V. Et de fait, ce Prince, ayant deffait ses ennemys à la bataille d’Auray, l’an 1364, où son competiteur Charles de Blois fut tué, s’alla faire reconnoistre par toutes les villes de son Duché, &, estant à Les-Neven, au mois de Janvier 1365, il fit ladite fondation, & assigna des rentes pour les Doyens, Chanoines, Chappellains &, Sallette du Follcoat, fit prendre les fondemens de l’Eglise & y posa la premiére pierre. On continua le bastiment jusqu’à l’an 1370, que la guerre commença entre le Roy de France Charles VI (1) & le Duc, de l’obeïssance duquel la plupart de ses sujets se revolterent, en haine de ce qu’il avoit logé des Garnisons Angloises à Morlaix, Kemper & Les-Neven, où ils commirent des insolences si grandes, que tout le païs se rua sur eux & les chasserent hors. Cette guerre dura jusques à l’an 1381; pendant laquelle, l’ouvrage ne s’avança aucunement, les deniers qui y estoient destinez ayant esté divertis pour subvenir aux frais de la guerre, laquelle estant sur le point de se rallumer, l’an 1388, à cause de l’emprisonnement du Connestable Olivier de Clisson au Chasteau de l’Hermine, à Vennes; &; l’an 1392, le Roy de France Charles VI menaçant de fondre sur la Bretagne, les susdits deniers furent de rechef arrestez pour survenir aux necessitez occurrantes du païs; enfin, le Duc, mourant au Chasteau de Nantes, l’an 1399, le jour de Toussaints, enchargea trés-expressement à son fils, le Comte de Mont-fort, qu’au plustost que faire se pourroit il s’aquitast de cette fondation; à quoy il ne manqua.

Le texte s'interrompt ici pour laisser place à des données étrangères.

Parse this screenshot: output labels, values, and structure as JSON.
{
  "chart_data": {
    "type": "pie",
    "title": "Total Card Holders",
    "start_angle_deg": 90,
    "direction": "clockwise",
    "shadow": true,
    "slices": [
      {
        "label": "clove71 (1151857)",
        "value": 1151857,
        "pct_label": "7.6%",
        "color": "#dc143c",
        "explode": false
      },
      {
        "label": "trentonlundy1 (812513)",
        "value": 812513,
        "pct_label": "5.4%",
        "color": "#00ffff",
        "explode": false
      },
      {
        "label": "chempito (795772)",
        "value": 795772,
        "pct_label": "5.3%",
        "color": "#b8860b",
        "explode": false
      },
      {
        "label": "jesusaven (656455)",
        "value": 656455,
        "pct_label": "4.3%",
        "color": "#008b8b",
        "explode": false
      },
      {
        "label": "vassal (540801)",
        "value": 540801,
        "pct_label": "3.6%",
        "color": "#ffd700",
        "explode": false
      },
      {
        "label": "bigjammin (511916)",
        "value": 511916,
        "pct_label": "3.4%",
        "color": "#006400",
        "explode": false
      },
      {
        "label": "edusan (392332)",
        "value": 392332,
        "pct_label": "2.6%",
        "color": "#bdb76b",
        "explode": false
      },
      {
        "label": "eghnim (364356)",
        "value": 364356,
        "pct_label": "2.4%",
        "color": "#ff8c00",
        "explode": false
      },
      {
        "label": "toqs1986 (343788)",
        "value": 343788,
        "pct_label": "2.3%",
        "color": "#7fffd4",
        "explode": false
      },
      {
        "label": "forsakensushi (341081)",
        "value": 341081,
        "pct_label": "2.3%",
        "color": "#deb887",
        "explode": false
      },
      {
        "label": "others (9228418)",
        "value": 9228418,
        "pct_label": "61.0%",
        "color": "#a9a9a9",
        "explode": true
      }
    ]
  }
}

VI. Car, incontinent qu’il fut de retour de France, en l’an 1404, il vint à Les-Neven; il fit son entrée & reçeut les hommages des Nobles de la Comté de Leon, fut au Follcoat, fit venir des ouvriers de toutes parts et y fit continuellement travailler, en sorte que l’Eglise, parfaite, fut dédiée, l’an 1419, par Allain, Evesque de Leon, peu avant qu’il fut transféré à l’Evesché de Treguier par le pape Martin V. Cette Chapelle est l’un des plus devots Pelerinages de toute la Bretagne, renommée par tout pour les grands Miracles que Dieu y a opéré par l’intercession de sa sainte Mere. Tous nos Princes, depuis Jean le Conquereur jusques à François II, y ont fait plusieurs voyages, &, en leurs affaires les plus urgentes, s’y sont voüez. La Reyne Anne de Bretagne, estant venue faire un tour en son païs de Bretagne, y vint en Pelerinage, l’an 1506, y fit sa neufvaine, y laissa de riches presens, comme aussi le Roy François Ier, en Septembre l’an 1532, à l’issuë des Estats de Vennes, où la Duché de Bretagne fut incorporée & inseparablement unie à la Couronne de France.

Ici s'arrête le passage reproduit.